The expected June 2008 basis is about a minus 50 cents. This implies a June 2008 cash wheat price of $6.36. The current cash price is about $7.

During the 2007-2008 wheat marketing year, domestic wheat use is projected be 1.15 billion bushels and exports are projected to be 1.15 billion bushels. Total 2007-2008 U.S. marketing year demand is projected to be 2.3 billion bushels.

Total wheat supply for 2007-2008 was 2.61 billion bushels (456 million bushels beginning stocks, 90 million bushel imports and 2.07 billion bushels production).

Some analysts predict that wheat planted acres will increase 3 to 5 percent. Planted acres for the 2007-2008 marketing year were 60.4 million acres. A 4 percent increase in planted acres would be 62.8 million acres.

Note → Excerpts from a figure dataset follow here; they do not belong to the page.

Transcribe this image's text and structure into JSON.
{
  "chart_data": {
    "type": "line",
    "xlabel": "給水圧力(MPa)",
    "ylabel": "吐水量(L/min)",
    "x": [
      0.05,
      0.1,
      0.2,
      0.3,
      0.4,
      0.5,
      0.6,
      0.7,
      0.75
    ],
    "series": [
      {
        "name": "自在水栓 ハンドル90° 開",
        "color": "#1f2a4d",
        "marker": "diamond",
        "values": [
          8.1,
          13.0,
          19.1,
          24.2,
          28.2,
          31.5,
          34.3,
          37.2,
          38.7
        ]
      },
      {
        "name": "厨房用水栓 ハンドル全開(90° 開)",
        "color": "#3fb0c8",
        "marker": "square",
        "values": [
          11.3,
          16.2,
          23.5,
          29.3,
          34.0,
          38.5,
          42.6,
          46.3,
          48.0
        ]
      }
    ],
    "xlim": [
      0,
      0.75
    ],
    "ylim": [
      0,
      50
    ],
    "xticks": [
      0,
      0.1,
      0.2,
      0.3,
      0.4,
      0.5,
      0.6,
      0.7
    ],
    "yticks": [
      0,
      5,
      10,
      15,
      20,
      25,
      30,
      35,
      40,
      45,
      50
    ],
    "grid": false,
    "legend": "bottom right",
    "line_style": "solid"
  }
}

The five-year average of percent harvested acres is 84.6 percent. Using the average percent harvested acre (84.6%), 53.1 million acres of wheat would be harvested in 2008.

The five-year average yield is 40.7 bushels per acre. If 52.6 million acres are harvested with an average yield of 40.7, 2008-2009 marketing year production would be 2.16 billion bushels.

With 2008-2009 beginning stocks of 312 million bushels, 90 million bushels imported and 2.16 billion bushel production, total wheat supply would be 2.56 billion bushels. To maintain ending stocks at 300 million bushels, 2008-2009 exports would have to decline to 1.1 billion bushels.

The above scenario shows how critical it is that 2008 U.S. wheat production be above average. Below average wheat production could be made up with foreign wheat production. The key to this is that, after Argentina and Australia, the next foreign exportable wheat harvest will start in late-August 2008.